Menurut pengamatan saya, pamali dalam masyarakat Banjar memiliki empat fungsi penting dalam hubungannya dengan relasi sosial dan perilaku di masyarakat. Pertama, pamali sebagai pedoman atau tata nilai yang berada di masyarakat untuk mengontrol tingkah laku seseorang apakah melanggar atau mematuhi pemali tersebut. Kedua, pamali menjadi acuan untuk menyebut seseorang itu baik atau tidak sesuai dengan kepatuhannya terhadap pamali. Ketiga, pamali menjadi panduan apakah seseorang itu mematuhi adat istiadat atau malah melanggar adat istiadat tersebut. Dan terakhir, pamali menjadi salah satu alternatif pendidikan bagi masyarakat Banjar untuk membentuk karakter yang sesuai dengan norma yang diberlakukan dalam kehidupan sosial budaya masyarakat Banjar.
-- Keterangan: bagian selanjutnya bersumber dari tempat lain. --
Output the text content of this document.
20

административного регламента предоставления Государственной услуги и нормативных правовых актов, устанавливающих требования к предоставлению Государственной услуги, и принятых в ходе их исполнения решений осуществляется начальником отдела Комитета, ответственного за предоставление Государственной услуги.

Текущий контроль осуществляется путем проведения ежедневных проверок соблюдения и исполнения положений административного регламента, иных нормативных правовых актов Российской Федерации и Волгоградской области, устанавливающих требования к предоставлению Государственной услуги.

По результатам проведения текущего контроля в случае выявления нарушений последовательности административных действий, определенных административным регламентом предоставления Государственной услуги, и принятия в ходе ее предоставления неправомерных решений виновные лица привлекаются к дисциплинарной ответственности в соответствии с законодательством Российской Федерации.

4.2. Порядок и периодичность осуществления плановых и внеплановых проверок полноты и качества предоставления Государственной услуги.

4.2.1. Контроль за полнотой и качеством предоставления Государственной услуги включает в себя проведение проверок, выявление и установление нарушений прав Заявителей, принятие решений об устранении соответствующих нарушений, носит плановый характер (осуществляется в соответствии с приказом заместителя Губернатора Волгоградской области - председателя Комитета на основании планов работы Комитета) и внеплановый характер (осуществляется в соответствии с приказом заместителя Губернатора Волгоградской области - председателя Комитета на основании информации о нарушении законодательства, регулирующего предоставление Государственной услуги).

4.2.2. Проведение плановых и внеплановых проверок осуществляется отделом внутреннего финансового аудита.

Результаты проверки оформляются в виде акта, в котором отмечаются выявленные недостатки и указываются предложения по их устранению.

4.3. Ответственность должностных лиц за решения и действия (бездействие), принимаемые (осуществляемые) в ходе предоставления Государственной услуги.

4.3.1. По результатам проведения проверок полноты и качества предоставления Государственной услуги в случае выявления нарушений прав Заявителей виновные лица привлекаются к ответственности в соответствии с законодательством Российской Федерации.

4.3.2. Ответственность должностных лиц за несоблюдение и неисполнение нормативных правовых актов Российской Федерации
Baca juga:  Kisah Kedermawanan Bangsa Arab di Bulan Ramadan

Pamali sebagai sebuah tradisi lisan yang diwariskan secara turun temurun selama ini mulai berkurang penggunanya, terlebih lagi para kami tua pemakai setia dari pamali ini mulai berusia senja, sedangkan para generasi muda Banjar tidak terlalu berminat menggunakan tuturan pamali.

David C Rubin dalam Memory in Oral traditions: The Cognitive Psychology of Epic, Ballads, and Counting-out Rhymes (1995: 9-10) berpendapat bahwa pelestarian tradisi lisan tergantung pada memori manusia. Jika tradisi adalah “alat” untuk bertahan hidup, maka ia  harus disimpan dalam memori seseorang dan diteruskan ke orang lain yang juga mampu menyimpan dan menceritakannya kembali. Proses itu berlangsung dari generasi ke generasi. Artinya, hasil dari transmisi tradisi lisan tentu  sangat berbeda dari proses yang diperoleh dengan prosedur rumor standar dalam psikologi sehingga tradisi bisa saja berubah secara radikal atau mati.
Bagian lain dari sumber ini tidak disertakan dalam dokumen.